Example Web Analytics: Piwik PRO as an Alternative to Google Analytics

Especially in the area of web analytics, i.e. the analysis of data in the online sector, it is essential that sensitive information is protected and processed in a legally compliant manner. Due to the unstable legal situation described above, the question of a suitable alternative to established web analytics tools such as Google Analytics remains in focus. Companies should therefore consider using alternative solutions for web analytics instead of relying exclusively on Google Analytics.

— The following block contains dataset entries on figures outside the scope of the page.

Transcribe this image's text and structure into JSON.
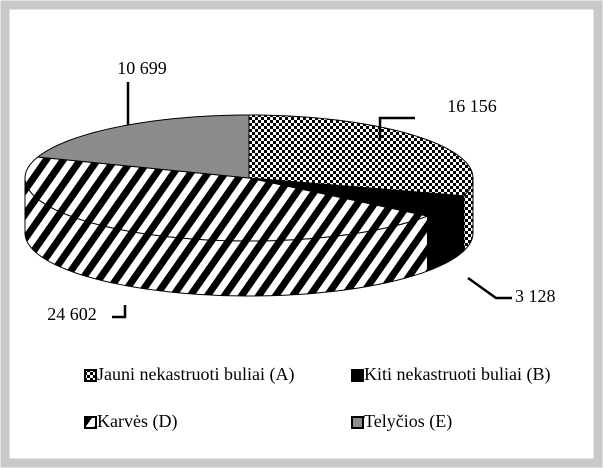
{
  "chart_data": {
    "type": "pie3d",
    "categories": [
      "Jauni nekastruoti buliai (A)",
      "Kiti nekastruoti buliai (B)",
      "Karvės (D)",
      "Telyčios (E)"
    ],
    "values": [
      16156,
      3128,
      24602,
      10699
    ],
    "value_labels": [
      "16 156",
      "3 128",
      "24 602",
      "10 699"
    ],
    "styles": [
      "checker",
      "black",
      "stripes",
      "gray"
    ]
  }
}
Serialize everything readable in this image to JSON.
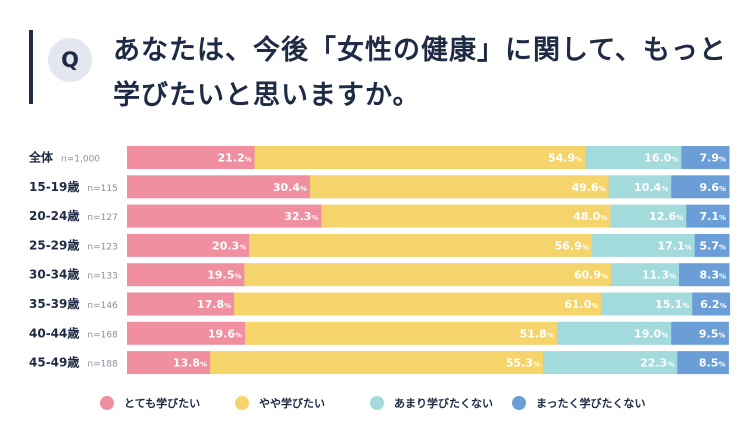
{
  "header": {
    "q_badge": "Q",
    "question_line1": "あなたは、今後「女性の健康」に関して、もっと",
    "question_line2": "学びたいと思いますか。"
  },
  "chart_data": {
    "type": "bar",
    "orientation": "horizontal",
    "stacked": true,
    "percent_scale": true,
    "categories": [
      "全体",
      "15-19歳",
      "20-24歳",
      "25-29歳",
      "30-34歳",
      "35-39歳",
      "40-44歳",
      "45-49歳"
    ],
    "sample_sizes": [
      "n=1,000",
      "n=115",
      "n=127",
      "n=123",
      "n=133",
      "n=146",
      "n=168",
      "n=188"
    ],
    "unit": "%",
    "series": [
      {
        "name": "とても学びたい",
        "color": "#ef8fa0",
        "label_color": "#ffffff",
        "values": [
          21.2,
          30.4,
          32.3,
          20.3,
          19.5,
          17.8,
          19.6,
          13.8
        ]
      },
      {
        "name": "やや学びたい",
        "color": "#f5d46b",
        "label_color": "#ffffff",
        "values": [
          54.9,
          49.6,
          48.0,
          56.9,
          60.9,
          61.0,
          51.8,
          55.3
        ]
      },
      {
        "name": "あまり学びたくない",
        "color": "#a3dbdd",
        "label_color": "#ffffff",
        "values": [
          16.0,
          10.4,
          12.6,
          17.1,
          11.3,
          15.1,
          19.0,
          22.3
        ]
      },
      {
        "name": "まったく学びたくない",
        "color": "#6b9ed6",
        "label_color": "#ffffff",
        "values": [
          7.9,
          9.6,
          7.1,
          5.7,
          8.3,
          6.2,
          9.5,
          8.5
        ]
      }
    ],
    "legend": "bottom",
    "grid": false
  }
}
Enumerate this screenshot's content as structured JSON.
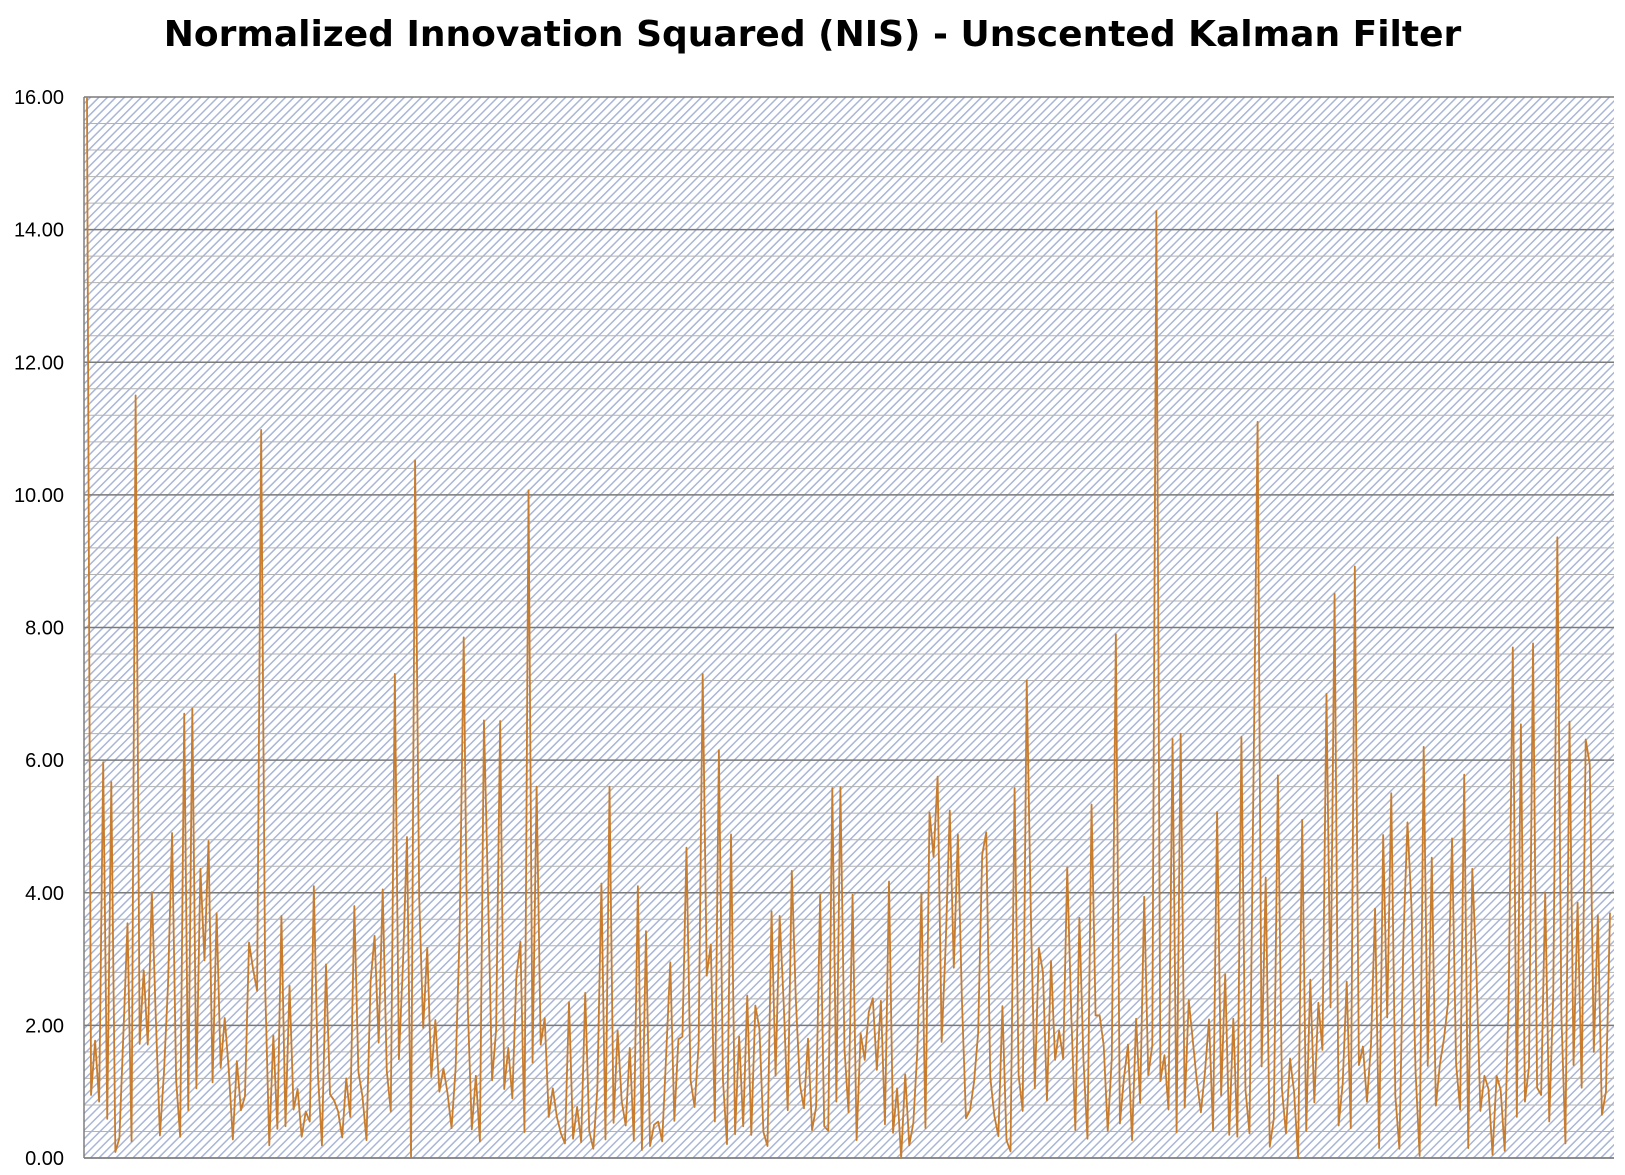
{
  "chart_data": {
    "type": "line",
    "title": "Normalized Innovation Squared (NIS) - Unscented Kalman Filter",
    "xlabel": "",
    "ylabel": "",
    "ylim": [
      0,
      16
    ],
    "yticks": [
      "0.00",
      "2.00",
      "4.00",
      "6.00",
      "8.00",
      "10.00",
      "12.00",
      "14.00",
      "16.00"
    ],
    "grid": true,
    "legend": "none",
    "line_color": "#c77c2e",
    "series": [
      {
        "values": [
          16.0,
          0.95,
          1.77,
          0.85,
          5.97,
          0.59,
          5.67,
          0.09,
          0.3,
          1.9,
          3.54,
          0.25,
          11.5,
          1.72,
          2.83,
          1.71,
          4.01,
          2.09,
          0.34,
          1.29,
          2.61,
          4.9,
          1.18,
          0.32,
          6.7,
          0.72,
          6.78,
          1.05,
          4.36,
          2.98,
          4.78,
          1.14,
          3.69,
          1.36,
          2.11,
          1.33,
          0.28,
          1.46,
          0.72,
          0.93,
          3.25,
          2.85,
          2.52,
          10.98,
          2.55,
          0.19,
          1.85,
          0.44,
          3.65,
          0.48,
          2.6,
          0.73,
          1.04,
          0.32,
          0.7,
          0.55,
          4.1,
          1.27,
          0.19,
          2.92,
          0.96,
          0.87,
          0.7,
          0.31,
          1.2,
          0.62,
          3.8,
          1.3,
          0.93,
          0.27,
          2.65,
          3.35,
          1.74,
          4.05,
          1.32,
          0.7,
          7.3,
          1.49,
          2.92,
          4.84,
          0.02,
          10.52,
          3.95,
          1.96,
          3.17,
          1.22,
          2.08,
          1.0,
          1.35,
          0.98,
          0.45,
          1.35,
          3.42,
          7.85,
          2.29,
          0.43,
          1.24,
          0.25,
          6.6,
          4.0,
          1.17,
          1.93,
          6.59,
          1.04,
          1.66,
          0.9,
          2.74,
          3.26,
          0.39,
          10.07,
          1.44,
          5.6,
          1.71,
          2.11,
          0.62,
          1.05,
          0.62,
          0.37,
          0.22,
          2.35,
          0.29,
          0.77,
          0.24,
          2.49,
          0.4,
          0.14,
          1.05,
          4.14,
          0.28,
          5.6,
          0.53,
          1.92,
          0.86,
          0.49,
          1.66,
          0.26,
          4.1,
          0.12,
          3.42,
          0.18,
          0.5,
          0.55,
          0.25,
          1.58,
          2.95,
          0.56,
          1.79,
          1.83,
          4.68,
          1.18,
          0.77,
          1.71,
          7.3,
          2.75,
          3.22,
          0.55,
          6.15,
          1.18,
          0.21,
          4.88,
          0.36,
          1.83,
          0.48,
          2.45,
          0.35,
          2.3,
          1.95,
          0.39,
          0.18,
          3.72,
          1.24,
          3.65,
          2.33,
          0.72,
          4.33,
          2.38,
          1.11,
          0.75,
          1.8,
          0.42,
          0.77,
          3.97,
          0.48,
          0.41,
          5.58,
          0.85,
          5.59,
          1.65,
          0.69,
          3.97,
          0.27,
          1.88,
          1.48,
          2.2,
          2.41,
          1.33,
          2.37,
          0.51,
          4.17,
          0.38,
          1.05,
          0.0,
          1.26,
          0.19,
          0.53,
          1.62,
          3.99,
          0.45,
          5.21,
          4.54,
          5.75,
          1.75,
          3.23,
          5.24,
          2.87,
          4.88,
          2.38,
          0.6,
          0.72,
          1.15,
          1.88,
          4.57,
          4.91,
          1.22,
          0.64,
          0.33,
          2.29,
          0.27,
          0.1,
          5.58,
          1.24,
          0.71,
          7.2,
          3.73,
          1.05,
          3.17,
          2.8,
          0.87,
          2.97,
          1.48,
          1.92,
          1.49,
          4.38,
          2.15,
          0.42,
          3.62,
          1.48,
          0.29,
          5.33,
          2.15,
          2.15,
          1.7,
          0.41,
          1.5,
          7.9,
          0.52,
          1.21,
          1.71,
          0.27,
          2.1,
          0.83,
          3.94,
          1.25,
          1.7,
          14.28,
          1.16,
          1.55,
          0.73,
          6.32,
          0.39,
          6.4,
          0.76,
          2.38,
          1.77,
          1.16,
          0.69,
          1.29,
          2.09,
          0.41,
          5.22,
          0.94,
          2.77,
          0.35,
          2.1,
          0.32,
          6.35,
          1.03,
          0.37,
          5.79,
          11.1,
          1.38,
          4.23,
          0.17,
          0.59,
          5.77,
          1.04,
          0.37,
          1.5,
          1.0,
          0.0,
          5.1,
          0.41,
          2.69,
          0.84,
          2.34,
          1.63,
          7.0,
          2.27,
          8.51,
          0.49,
          1.12,
          2.66,
          0.45,
          8.92,
          1.4,
          1.68,
          0.85,
          1.72,
          3.76,
          0.15,
          4.87,
          2.12,
          5.5,
          0.94,
          0.14,
          3.31,
          5.06,
          3.77,
          1.3,
          0.03,
          6.2,
          1.39,
          4.53,
          0.79,
          1.41,
          1.8,
          2.33,
          4.82,
          1.42,
          0.73,
          5.78,
          0.15,
          4.36,
          2.86,
          0.71,
          1.24,
          1.04,
          0.05,
          1.24,
          1.03,
          0.11,
          2.47,
          7.7,
          0.62,
          6.54,
          0.85,
          1.37,
          7.76,
          1.06,
          0.95,
          4.0,
          0.55,
          2.48,
          9.36,
          2.14,
          0.22,
          6.58,
          1.4,
          3.85,
          1.06,
          6.31,
          5.94,
          1.6,
          3.66,
          0.65,
          1.0,
          3.7
        ]
      }
    ]
  }
}
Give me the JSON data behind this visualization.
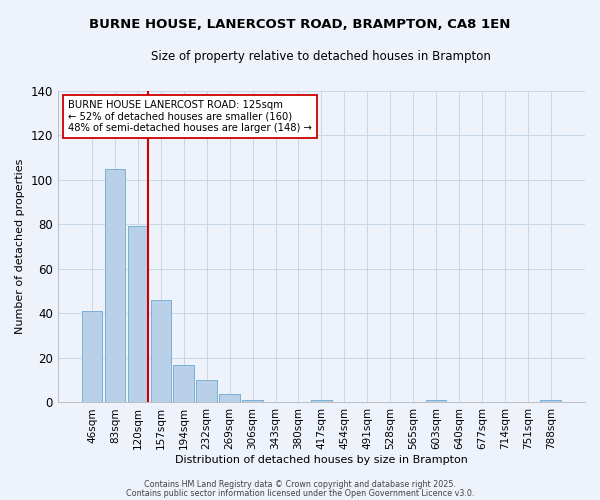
{
  "title": "BURNE HOUSE, LANERCOST ROAD, BRAMPTON, CA8 1EN",
  "subtitle": "Size of property relative to detached houses in Brampton",
  "xlabel": "Distribution of detached houses by size in Brampton",
  "ylabel": "Number of detached properties",
  "bar_labels": [
    "46sqm",
    "83sqm",
    "120sqm",
    "157sqm",
    "194sqm",
    "232sqm",
    "269sqm",
    "306sqm",
    "343sqm",
    "380sqm",
    "417sqm",
    "454sqm",
    "491sqm",
    "528sqm",
    "565sqm",
    "603sqm",
    "640sqm",
    "677sqm",
    "714sqm",
    "751sqm",
    "788sqm"
  ],
  "bar_values": [
    41,
    105,
    79,
    46,
    17,
    10,
    4,
    1,
    0,
    0,
    1,
    0,
    0,
    0,
    0,
    1,
    0,
    0,
    0,
    0,
    1
  ],
  "bar_color": "#b8d0e8",
  "bar_edge_color": "#7aafd4",
  "grid_color": "#c8d8e8",
  "bg_color": "#eef2fa",
  "vline_color": "#cc0000",
  "annotation_text": "BURNE HOUSE LANERCOST ROAD: 125sqm\n← 52% of detached houses are smaller (160)\n48% of semi-detached houses are larger (148) →",
  "annotation_box_color": "#ffffff",
  "annotation_box_edge": "#cc0000",
  "ylim": [
    0,
    140
  ],
  "yticks": [
    0,
    20,
    40,
    60,
    80,
    100,
    120,
    140
  ],
  "footnote1": "Contains HM Land Registry data © Crown copyright and database right 2025.",
  "footnote2": "Contains public sector information licensed under the Open Government Licence v3.0."
}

This is where Piwik PRO comes in. As a European web analytics platform, Piwik PRO offers a privacy-compliant alternative to Google Analytics. Using on-premise or cloud-hosted solutions, Piwik PRO allows companies to retain full control over their data and process it in accordance with European data protection regulations. This minimizes dependence on agreements between the EU and third countries. Piwik PRO also offers features such as anonymization of IP addresses, opt-out options for users and comprehensive encryption of data transmission. 

Companies can thus make their data-driven decisions while respecting the privacy of their customers. Especially in times when data privacy is a key issue and legal requirements are becoming increasingly stringent, it is important to rely on a reliable and legally compliant web analytics solution.

Conclusion: Don’t Rely on the EU-US Data Privacy Framework

In summary, the EU-US Data Privacy Framework unfortunately does not provide the stability hoped for, as its challenge is already underway. Companies in Austria should therefore be cautious and consider alternative solutions. It is important not to rely on just one data protection agreement.

Note: This article does not constitute legal advice.